In your second scenario you state you were recently consulted by a client who had been caring for her elderly husband at home. During your conversation, which was not related to the scope of your representation, she revealed that she had been engaging caregivers and paying then in cash at their request. She indicated that she had not withheld FICA, paid household employment taxes, worker’s compensation or unemployment insurance. She indicated that her Certified Public Account had advised her that she did not need to pay any of the above. Although your inquiry does not state that you advised her that her CPA was in error and that she was r&~uired to pay for those items, we infer that you did. Further, she asked if she had to pay for those items with respect to her household cleaning person and you told her that she did. She refused further counseling on the subject matter.
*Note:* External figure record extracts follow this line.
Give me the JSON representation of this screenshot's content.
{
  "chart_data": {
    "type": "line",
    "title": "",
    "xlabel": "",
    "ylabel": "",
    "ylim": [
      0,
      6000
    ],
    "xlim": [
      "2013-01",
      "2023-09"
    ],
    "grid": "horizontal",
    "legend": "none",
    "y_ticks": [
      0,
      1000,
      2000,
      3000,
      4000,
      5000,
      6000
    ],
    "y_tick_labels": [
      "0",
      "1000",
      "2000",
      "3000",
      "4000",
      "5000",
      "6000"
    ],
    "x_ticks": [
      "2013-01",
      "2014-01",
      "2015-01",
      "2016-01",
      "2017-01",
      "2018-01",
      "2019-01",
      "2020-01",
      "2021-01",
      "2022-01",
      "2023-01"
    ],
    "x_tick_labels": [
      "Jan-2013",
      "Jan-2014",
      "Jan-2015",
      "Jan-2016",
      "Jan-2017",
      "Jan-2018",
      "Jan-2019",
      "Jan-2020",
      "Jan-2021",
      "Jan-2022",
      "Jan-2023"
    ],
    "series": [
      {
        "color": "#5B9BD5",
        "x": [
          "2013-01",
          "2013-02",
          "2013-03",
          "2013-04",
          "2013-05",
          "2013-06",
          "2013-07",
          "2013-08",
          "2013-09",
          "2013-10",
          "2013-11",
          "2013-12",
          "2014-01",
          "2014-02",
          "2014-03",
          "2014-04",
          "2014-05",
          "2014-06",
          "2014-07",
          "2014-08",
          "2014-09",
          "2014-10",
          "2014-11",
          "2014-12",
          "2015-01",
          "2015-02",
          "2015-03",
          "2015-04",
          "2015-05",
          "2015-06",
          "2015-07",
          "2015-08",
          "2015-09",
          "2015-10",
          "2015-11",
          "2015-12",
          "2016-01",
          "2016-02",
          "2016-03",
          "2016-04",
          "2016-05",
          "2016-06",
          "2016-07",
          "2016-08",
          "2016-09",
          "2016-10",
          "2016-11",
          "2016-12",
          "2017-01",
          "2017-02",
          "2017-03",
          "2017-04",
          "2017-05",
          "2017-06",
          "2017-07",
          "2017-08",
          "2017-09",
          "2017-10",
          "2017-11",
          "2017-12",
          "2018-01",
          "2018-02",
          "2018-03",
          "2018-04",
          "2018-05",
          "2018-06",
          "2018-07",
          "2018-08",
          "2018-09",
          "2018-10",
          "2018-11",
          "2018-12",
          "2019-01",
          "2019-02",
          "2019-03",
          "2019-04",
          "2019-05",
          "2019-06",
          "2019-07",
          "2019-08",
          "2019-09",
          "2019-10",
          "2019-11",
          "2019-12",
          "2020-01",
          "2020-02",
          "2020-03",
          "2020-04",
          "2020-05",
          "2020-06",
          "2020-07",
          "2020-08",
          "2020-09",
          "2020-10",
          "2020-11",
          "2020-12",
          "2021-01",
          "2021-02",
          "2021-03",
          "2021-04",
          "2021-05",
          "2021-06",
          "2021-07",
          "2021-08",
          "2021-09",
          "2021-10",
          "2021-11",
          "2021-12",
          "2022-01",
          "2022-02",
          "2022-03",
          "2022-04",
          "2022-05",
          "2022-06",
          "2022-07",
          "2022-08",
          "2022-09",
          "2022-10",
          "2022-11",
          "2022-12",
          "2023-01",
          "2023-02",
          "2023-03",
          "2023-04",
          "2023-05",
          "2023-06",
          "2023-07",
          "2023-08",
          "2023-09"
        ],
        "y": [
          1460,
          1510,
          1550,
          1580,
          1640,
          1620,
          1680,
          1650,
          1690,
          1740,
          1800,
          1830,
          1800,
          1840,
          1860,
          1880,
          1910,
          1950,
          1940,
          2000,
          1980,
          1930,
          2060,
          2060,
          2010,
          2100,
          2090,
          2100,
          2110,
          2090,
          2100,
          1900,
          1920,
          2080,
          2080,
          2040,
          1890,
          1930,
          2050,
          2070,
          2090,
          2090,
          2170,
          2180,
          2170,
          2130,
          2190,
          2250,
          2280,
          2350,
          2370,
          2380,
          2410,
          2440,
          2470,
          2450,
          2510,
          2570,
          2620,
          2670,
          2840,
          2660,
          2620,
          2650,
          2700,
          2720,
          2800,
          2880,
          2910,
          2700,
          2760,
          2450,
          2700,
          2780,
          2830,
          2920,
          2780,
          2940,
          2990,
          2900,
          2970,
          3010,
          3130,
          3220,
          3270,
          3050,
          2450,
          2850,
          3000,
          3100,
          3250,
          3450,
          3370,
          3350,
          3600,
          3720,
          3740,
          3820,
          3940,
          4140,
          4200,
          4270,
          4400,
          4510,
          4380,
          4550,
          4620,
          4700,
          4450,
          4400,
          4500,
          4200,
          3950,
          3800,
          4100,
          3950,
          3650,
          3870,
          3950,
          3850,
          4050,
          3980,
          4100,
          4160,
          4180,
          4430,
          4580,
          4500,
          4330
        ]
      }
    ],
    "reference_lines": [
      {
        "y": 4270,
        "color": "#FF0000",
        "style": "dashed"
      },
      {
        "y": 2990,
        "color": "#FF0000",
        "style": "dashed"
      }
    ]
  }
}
You now inquire whether you have a duty to report her failure to meet these obligations. Even though the conversation was not relevant to the that the client had initially consulted you about it seems clear that you were engaging the client in a conversation in your capacity as her attorney. As such the attorney-client privilege would exist. As stated above, Rule 1.6 of the Maryland Rules of Professional Conduct would prohibit the disclosure of confidential information. If she advised you that she intended to continue her practice of not deducting FICA, paying household taxes, or paying for required insurance coverages, then under Rule 1 .6(b)(1), you would be permitted, but not required, to disclose this only if it would result in “substantial injury to the financial interests or property of another.” Whether such omissions fall within the reach of 1.6(b)(1) is a factual question upon which the Committee cannot opine. However, nothing in your description of the conversation suggested that your client indicated that she intended to continue her unlawful practices. Accordingly, it does not appear that the information you received would trigger one of the exceptions to the Rule.

We hope the foregoing is responsive to your inquiry and we thank you for consulting the Committee on this matter.



DISCLAIMER: Opinions of the Maryland State Bar Association (MSBA) Ethics Committee are an uncompensated service of the MSBA. This Committee’s opinions are not binding on the Maryland Court of Appeals, Maryland Attorney Grievance Commission, MSBA or this Committee. The reader is advised that subsequent judicial opinions, revisions to the rules of professional conduct, and future opinions of this Committee may render the Opinions stated herein outdated. As such, the Committee’s opinions are advisory only and neither the Committee nor the MSBA assumes any liability whatsoever with respect thereto. Accordingly, reliance upon the opinions of this Committee is solely at the risk of the user.